Paul Zerah takes a break from his five-hour-a-day Hebrew class in the West Bank settlement of Ofra, just over a barren hill from the Palestinian town of Ramallah. Only two weeks ago, Zerah, 46, immigrated to the heart of one of the world's most violent conflicts. But he feels he's left danger behind in Paris. "I was afraid for my children there," says Zerah, who brought his wife and two youngsters to Israel. "My son couldn't walk to the Jewish school with his yarmulke on."
Zerah followed his brother Marc who, in 1999, gave up a thriving gynecological practice in Paris's 12th arrondissement to move to Jerusalem with his wife and four children. Marc didn't publicly wear his yarmulke in France. Now he keeps it on all day. "It isn't just a physical immigration. It's spiritual," he says.
Paul says most of his Parisian friends are considering such a move, and the numbers back him up. In July alone, 800 French Jews immigrated. An Israeli university study recently predicted 30,000 will eventually make the switch. And they're being welcomed by an Israeli government facing demographic challenges from the region's Palestinians. In the 1990s, more than 1.2 million people emigrated to Israel from the former Soviet Union a huge boost to a nation with 6.5 million citizens, fewer than Paris. But since Russian immigration dried up, Israeli officials have switched their focus to France.
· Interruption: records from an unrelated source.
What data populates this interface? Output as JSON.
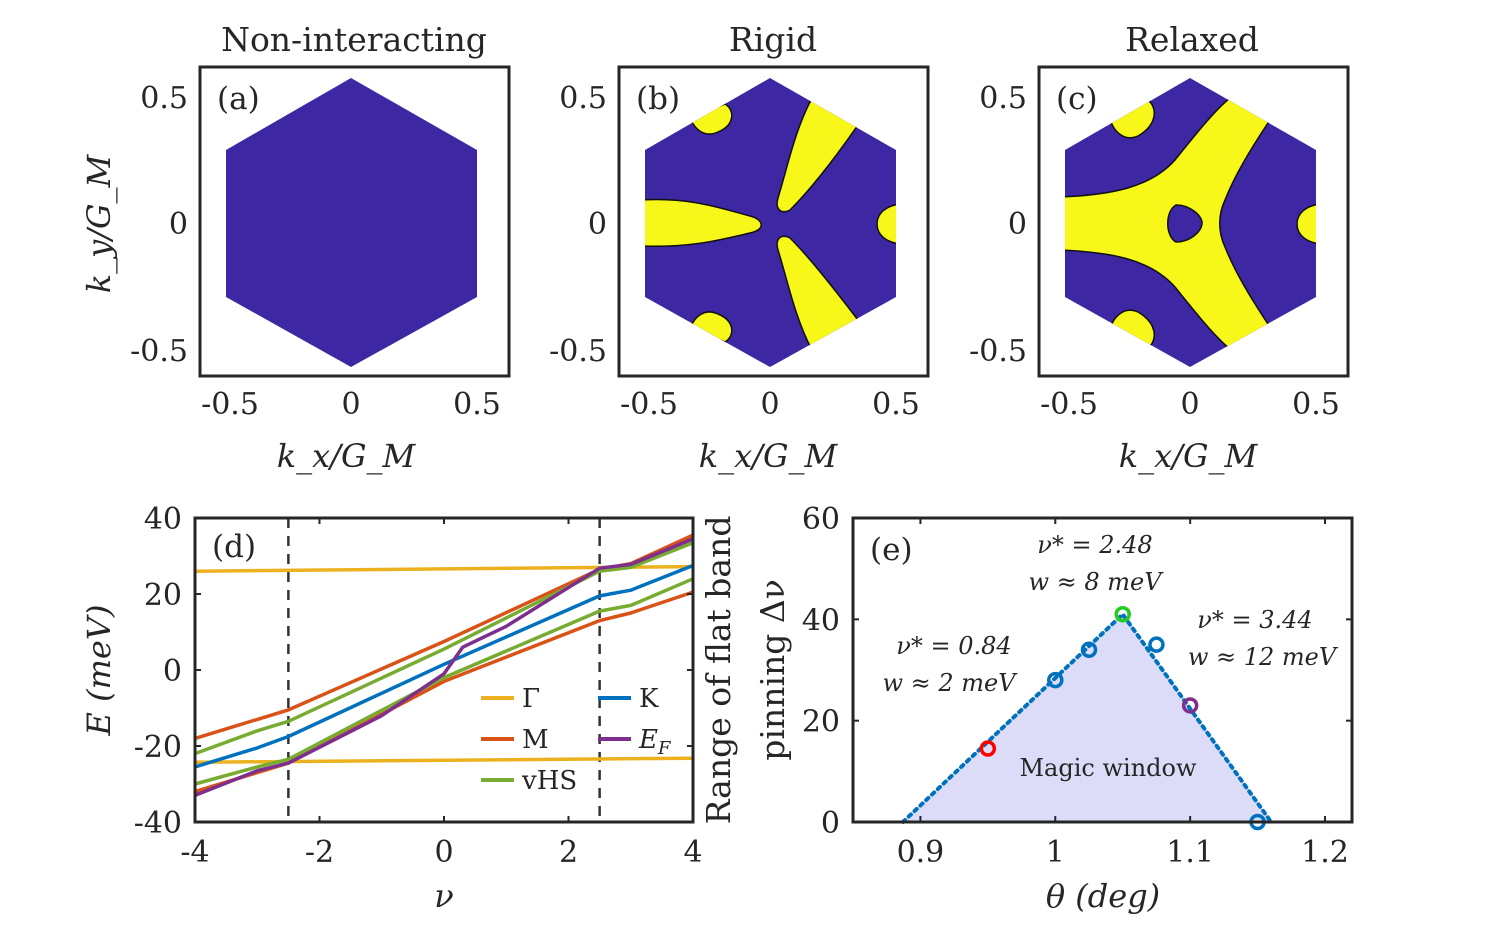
{
  "figure": {
    "panels_top": [
      {
        "id": "a",
        "title": "Non-interacting",
        "label": "(a)"
      },
      {
        "id": "b",
        "title": "Rigid",
        "label": "(b)"
      },
      {
        "id": "c",
        "title": "Relaxed",
        "label": "(c)"
      }
    ],
    "top_axes": {
      "ylabel": "k_y/G_M",
      "xlabel": "k_x/G_M",
      "xticks": [
        "-0.5",
        "0",
        "0.5"
      ],
      "yticks": [
        "0.5",
        "0",
        "-0.5"
      ],
      "fill_colors": {
        "region": "#3d27a3",
        "pocket": "#f7f71a"
      }
    }
  },
  "chart_data": [
    {
      "panel": "d",
      "label": "(d)",
      "type": "line",
      "xlabel": "ν",
      "ylabel": "E (meV)",
      "xlim": [
        -4,
        4
      ],
      "ylim": [
        -40,
        40
      ],
      "xticks": [
        "-4",
        "-2",
        "0",
        "2",
        "4"
      ],
      "yticks": [
        "40",
        "20",
        "0",
        "-20",
        "-40"
      ],
      "vlines": [
        -2.5,
        2.5
      ],
      "series": [
        {
          "name": "Γ",
          "color": "#edb120",
          "x": [
            -4,
            4
          ],
          "y": [
            26,
            27.2
          ]
        },
        {
          "name": "Γ",
          "color": "#edb120",
          "x": [
            -4,
            4
          ],
          "y": [
            -24.3,
            -23.2
          ]
        },
        {
          "name": "M",
          "color": "#d95319",
          "x": [
            -4,
            -3,
            -2.5,
            0,
            2.5,
            3,
            4
          ],
          "y": [
            -18,
            -13,
            -10.5,
            7.5,
            26.5,
            28,
            35.5
          ]
        },
        {
          "name": "M",
          "color": "#d95319",
          "x": [
            -4,
            -3,
            -2.5,
            0,
            2.5,
            3,
            4
          ],
          "y": [
            -32,
            -27,
            -24.5,
            -3,
            13,
            15,
            20.5
          ]
        },
        {
          "name": "vHS",
          "color": "#77ac30",
          "x": [
            -4,
            -3,
            -2.5,
            0,
            2.5,
            3,
            4
          ],
          "y": [
            -22,
            -16,
            -13.5,
            5.5,
            26,
            27,
            33.5
          ]
        },
        {
          "name": "vHS",
          "color": "#77ac30",
          "x": [
            -4,
            -3,
            -2.5,
            0,
            2.5,
            3,
            4
          ],
          "y": [
            -30,
            -25.5,
            -23.5,
            -2,
            15.5,
            17,
            24
          ]
        },
        {
          "name": "K",
          "color": "#0072bd",
          "x": [
            -4,
            -3,
            -2.5,
            0,
            2.5,
            3,
            4
          ],
          "y": [
            -25.5,
            -20.5,
            -17.5,
            1.5,
            19.5,
            21,
            27.5
          ]
        },
        {
          "name": "E_F",
          "color": "#7e2f8e",
          "x": [
            -4,
            -3,
            -2.5,
            -1,
            0,
            0.3,
            1,
            2.5,
            3,
            4
          ],
          "y": [
            -33,
            -26.5,
            -24.5,
            -12,
            -1,
            6,
            11.5,
            26.8,
            27.8,
            34.5
          ]
        }
      ],
      "legend": [
        {
          "name": "Γ",
          "color": "#edb120"
        },
        {
          "name": "K",
          "color": "#0072bd"
        },
        {
          "name": "M",
          "color": "#d95319"
        },
        {
          "name": "E",
          "sub": "F",
          "color": "#7e2f8e"
        },
        {
          "name": "vHS",
          "color": "#77ac30"
        }
      ]
    },
    {
      "panel": "e",
      "label": "(e)",
      "type": "scatter",
      "xlabel": "θ (deg)",
      "ylabel_line1": "Range of flat band",
      "ylabel_line2": "pinning Δν",
      "xlim": [
        0.85,
        1.22
      ],
      "ylim": [
        0,
        60
      ],
      "xticks": [
        "0.9",
        "1",
        "1.1",
        "1.2"
      ],
      "yticks": [
        "60",
        "40",
        "20",
        "0"
      ],
      "points": [
        {
          "x": 0.95,
          "y": 14.5,
          "color": "#ff0000"
        },
        {
          "x": 1.0,
          "y": 28,
          "color": "#0072bd"
        },
        {
          "x": 1.025,
          "y": 34,
          "color": "#0072bd"
        },
        {
          "x": 1.05,
          "y": 41,
          "color": "#22cc22"
        },
        {
          "x": 1.075,
          "y": 35,
          "color": "#0072bd"
        },
        {
          "x": 1.1,
          "y": 23,
          "color": "#7e2f8e"
        },
        {
          "x": 1.15,
          "y": 0,
          "color": "#0072bd"
        }
      ],
      "window": [
        [
          0.887,
          0
        ],
        [
          1.05,
          41
        ],
        [
          1.16,
          0
        ]
      ],
      "window_fill": "#dcdcf8",
      "window_line": "#0072bd",
      "window_label": "Magic window",
      "window_label_color": "#1a1aff",
      "annotations": [
        {
          "line1": "ν* = 2.48",
          "line2": "w ≈ 8 meV",
          "color": "#22cc22"
        },
        {
          "line1": "ν* = 0.84",
          "line2": "w ≈ 2 meV",
          "color": "#ff0000"
        },
        {
          "line1": "ν* = 3.44",
          "line2": "w ≈ 12 meV",
          "color": "#7e2f8e"
        }
      ]
    }
  ]
}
Like most French emigrants to Israel, the Zerahs are Sephardic Jews, whose families went to France from North Africa; Marc Zerah was born in Tunis, and his family moved to Paris when he was 10. In general, Sephardic Jews lack the French roots of the more assimilated Ashkenazic Jews, who arrived from Eastern Europe centuries ago. Sephardic Jews tend to be more religious and traditional, which makes Israel an attractive prospect. Like his brother Paul, Marc Zerah first relocated to a West Bank settlement. He says he felt a strong connection to the ancient Israelites, who entered Canaan via nearby Jericho, too. Despite the difficulties of learning a new language in the middle of their high school studies, his children also approve. Ilanit, 20, doesn't dwell on the question of whether she feels French or Israeli. "In France, we were the Jews," she says, with a shrug. "In Israel, we are the French."
After five years, Zerah doesn't miss France much. He had little choice there over where to live he had to be within walking distance of a synagogue and he couldn't enjoy French cuisine because of kosher dietary restrictions. In Israel, synagogues and kosher restaurants are never more than a few streets away. "Here in Israel," he says, "I eat much better."